First, the parties may limit the legal remedies available to them in the transaction agreement. This can be achieved by including a “sole remedy” clause, which substantially provides that the legal remedies set forth in the agreement are the only remedies available to the parties (see Tschäni Rudolf/Wolf Matthias, Vertragliche Gewährleistung und Garantien – Typische Vertragsklauseln, in Mergers & Acquisitions VIII, Zurich (Schulthess) 2006, pp. 94 ff., pp. 119-120). The effect of such clause is to prevent the buyer from rescinding the SPA based on a fundamental error or terminating the agreement for a breach by the seller. The only remedy available to the buyer under the SPA will be a reduction of the purchase price, to the extent required to compensate the damage it suffered from the seller’s breach.

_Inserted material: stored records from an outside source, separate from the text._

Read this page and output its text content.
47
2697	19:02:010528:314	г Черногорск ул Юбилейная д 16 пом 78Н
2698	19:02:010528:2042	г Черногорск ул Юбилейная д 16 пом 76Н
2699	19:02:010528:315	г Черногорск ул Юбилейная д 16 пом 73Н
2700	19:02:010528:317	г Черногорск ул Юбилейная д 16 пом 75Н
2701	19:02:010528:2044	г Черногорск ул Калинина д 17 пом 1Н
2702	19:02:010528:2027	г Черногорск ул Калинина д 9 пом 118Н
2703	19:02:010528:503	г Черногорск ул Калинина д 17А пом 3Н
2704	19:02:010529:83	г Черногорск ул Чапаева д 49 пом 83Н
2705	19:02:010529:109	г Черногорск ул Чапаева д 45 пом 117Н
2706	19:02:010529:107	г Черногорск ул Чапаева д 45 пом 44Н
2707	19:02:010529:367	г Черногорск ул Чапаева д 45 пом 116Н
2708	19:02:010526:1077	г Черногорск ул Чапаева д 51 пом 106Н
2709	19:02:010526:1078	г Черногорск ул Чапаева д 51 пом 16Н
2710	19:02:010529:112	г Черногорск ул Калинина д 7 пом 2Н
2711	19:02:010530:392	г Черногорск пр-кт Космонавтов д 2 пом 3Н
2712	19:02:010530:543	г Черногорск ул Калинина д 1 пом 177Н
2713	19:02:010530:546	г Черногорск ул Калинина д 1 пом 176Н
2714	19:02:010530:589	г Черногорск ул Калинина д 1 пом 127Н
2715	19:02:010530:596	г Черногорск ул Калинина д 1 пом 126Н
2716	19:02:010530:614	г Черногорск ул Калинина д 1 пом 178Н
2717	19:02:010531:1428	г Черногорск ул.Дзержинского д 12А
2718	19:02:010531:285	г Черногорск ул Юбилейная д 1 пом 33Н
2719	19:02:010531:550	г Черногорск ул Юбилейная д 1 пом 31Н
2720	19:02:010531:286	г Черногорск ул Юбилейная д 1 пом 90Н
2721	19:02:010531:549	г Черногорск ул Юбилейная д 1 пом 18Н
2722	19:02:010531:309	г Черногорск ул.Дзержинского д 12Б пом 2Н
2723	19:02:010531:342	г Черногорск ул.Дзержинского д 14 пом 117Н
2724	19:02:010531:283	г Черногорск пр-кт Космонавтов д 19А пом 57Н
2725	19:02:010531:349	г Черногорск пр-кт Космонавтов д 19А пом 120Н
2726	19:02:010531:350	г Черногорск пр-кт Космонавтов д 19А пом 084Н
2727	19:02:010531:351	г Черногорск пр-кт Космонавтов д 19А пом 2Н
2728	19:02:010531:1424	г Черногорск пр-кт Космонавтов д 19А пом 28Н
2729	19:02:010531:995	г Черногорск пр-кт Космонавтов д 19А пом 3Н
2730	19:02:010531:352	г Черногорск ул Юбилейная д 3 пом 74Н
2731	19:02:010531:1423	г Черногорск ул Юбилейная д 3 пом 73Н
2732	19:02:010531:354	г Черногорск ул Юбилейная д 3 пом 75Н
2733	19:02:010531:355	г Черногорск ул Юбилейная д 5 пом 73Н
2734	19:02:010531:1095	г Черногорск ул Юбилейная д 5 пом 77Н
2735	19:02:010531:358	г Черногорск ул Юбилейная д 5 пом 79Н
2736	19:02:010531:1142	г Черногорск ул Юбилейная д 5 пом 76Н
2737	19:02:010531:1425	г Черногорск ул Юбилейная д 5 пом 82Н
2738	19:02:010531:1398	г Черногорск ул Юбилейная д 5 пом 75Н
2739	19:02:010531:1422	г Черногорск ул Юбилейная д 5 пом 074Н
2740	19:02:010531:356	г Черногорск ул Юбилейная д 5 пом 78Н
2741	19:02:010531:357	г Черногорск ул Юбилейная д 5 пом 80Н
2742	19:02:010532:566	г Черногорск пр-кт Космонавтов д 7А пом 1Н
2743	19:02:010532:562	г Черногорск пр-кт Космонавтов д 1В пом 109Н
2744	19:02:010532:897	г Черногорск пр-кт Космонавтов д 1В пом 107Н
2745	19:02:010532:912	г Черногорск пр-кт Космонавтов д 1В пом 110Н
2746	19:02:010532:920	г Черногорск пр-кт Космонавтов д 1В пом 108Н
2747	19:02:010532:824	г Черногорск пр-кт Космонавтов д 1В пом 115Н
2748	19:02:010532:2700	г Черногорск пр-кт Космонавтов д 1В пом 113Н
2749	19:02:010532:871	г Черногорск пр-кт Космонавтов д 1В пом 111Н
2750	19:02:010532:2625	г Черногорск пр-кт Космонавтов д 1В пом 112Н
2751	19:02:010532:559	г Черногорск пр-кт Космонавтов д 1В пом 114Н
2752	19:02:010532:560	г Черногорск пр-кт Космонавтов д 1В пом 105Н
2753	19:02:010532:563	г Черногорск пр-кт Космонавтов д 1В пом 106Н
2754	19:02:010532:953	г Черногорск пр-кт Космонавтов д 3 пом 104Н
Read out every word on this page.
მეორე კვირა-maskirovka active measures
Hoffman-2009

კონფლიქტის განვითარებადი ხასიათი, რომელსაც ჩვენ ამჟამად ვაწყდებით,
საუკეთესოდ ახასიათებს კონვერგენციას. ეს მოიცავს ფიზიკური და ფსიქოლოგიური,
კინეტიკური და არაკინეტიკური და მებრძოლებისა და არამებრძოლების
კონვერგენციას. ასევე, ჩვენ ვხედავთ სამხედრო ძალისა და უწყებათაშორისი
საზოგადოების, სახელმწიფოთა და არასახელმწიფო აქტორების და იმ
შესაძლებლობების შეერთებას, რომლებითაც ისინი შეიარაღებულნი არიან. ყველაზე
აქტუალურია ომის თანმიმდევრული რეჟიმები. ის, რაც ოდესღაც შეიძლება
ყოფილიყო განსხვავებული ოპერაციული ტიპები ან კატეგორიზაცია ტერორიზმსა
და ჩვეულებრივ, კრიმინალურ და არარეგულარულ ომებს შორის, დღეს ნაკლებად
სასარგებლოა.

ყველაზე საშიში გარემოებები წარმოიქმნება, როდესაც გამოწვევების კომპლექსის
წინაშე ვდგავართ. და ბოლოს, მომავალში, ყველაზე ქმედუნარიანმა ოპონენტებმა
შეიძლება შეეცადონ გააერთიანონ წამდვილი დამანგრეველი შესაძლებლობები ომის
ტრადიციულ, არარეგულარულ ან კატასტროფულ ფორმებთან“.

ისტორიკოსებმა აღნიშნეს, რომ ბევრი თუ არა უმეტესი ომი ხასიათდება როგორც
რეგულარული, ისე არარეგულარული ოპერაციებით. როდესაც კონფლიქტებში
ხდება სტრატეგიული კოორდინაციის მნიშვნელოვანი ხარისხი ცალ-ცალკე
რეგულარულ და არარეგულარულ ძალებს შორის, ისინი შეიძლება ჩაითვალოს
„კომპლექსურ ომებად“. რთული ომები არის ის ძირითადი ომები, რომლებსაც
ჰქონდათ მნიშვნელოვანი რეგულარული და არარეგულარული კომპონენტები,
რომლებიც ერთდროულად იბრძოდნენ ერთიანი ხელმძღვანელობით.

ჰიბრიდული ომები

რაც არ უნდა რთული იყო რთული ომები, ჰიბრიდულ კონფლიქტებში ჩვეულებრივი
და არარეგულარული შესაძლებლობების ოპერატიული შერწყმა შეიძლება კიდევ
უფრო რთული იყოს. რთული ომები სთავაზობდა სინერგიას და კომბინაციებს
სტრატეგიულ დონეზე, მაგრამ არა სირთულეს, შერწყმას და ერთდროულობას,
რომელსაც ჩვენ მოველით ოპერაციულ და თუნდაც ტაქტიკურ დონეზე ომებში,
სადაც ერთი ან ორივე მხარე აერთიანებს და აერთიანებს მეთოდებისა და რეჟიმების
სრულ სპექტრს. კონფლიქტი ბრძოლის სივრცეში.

Second, the parties may specify that the representations and warranties (“R&Ws”) provided for in the acquisition agreement are the only R&Ws given by a party to the other, to the exclusion of any R&W non expressly set forth therein. If a fact is not covered by the R&Ws, a party implicitly acknowledges that such fact is not a necessary element to the party’s decision to enter into the agreement. Accordingly, that party may not raise a fundamental error with respect to facts that are not part of the R&Ws (see, for example, Tschäni/Wolf, p. 109 or Schenker Urs, Risikoallokation und Gewährleistung beim Unternehmenskauf, in Mergers & Acquisitions VII, Zurich (Schulthess) 2005, pp. 240 ff., pp. 263-264).
Third, the buyer may carry out a due diligence on the target or – especially in the context of auctions – the seller may make a vendor due diligence report available to the potential buyers. Given that a fundamental error presupposes the misrepresentation of a fact, the buyer will not be able to claim it would fall under a fundamental error as long as the information provided to the buyer is true, complete and not misleading (see Tschäni Rudolf/Frey Harold/Müller Dominique, Streitigkeiten aus M&A-Transaktionen, Zurich (Schulthess) 2013, pp. 16 and 120).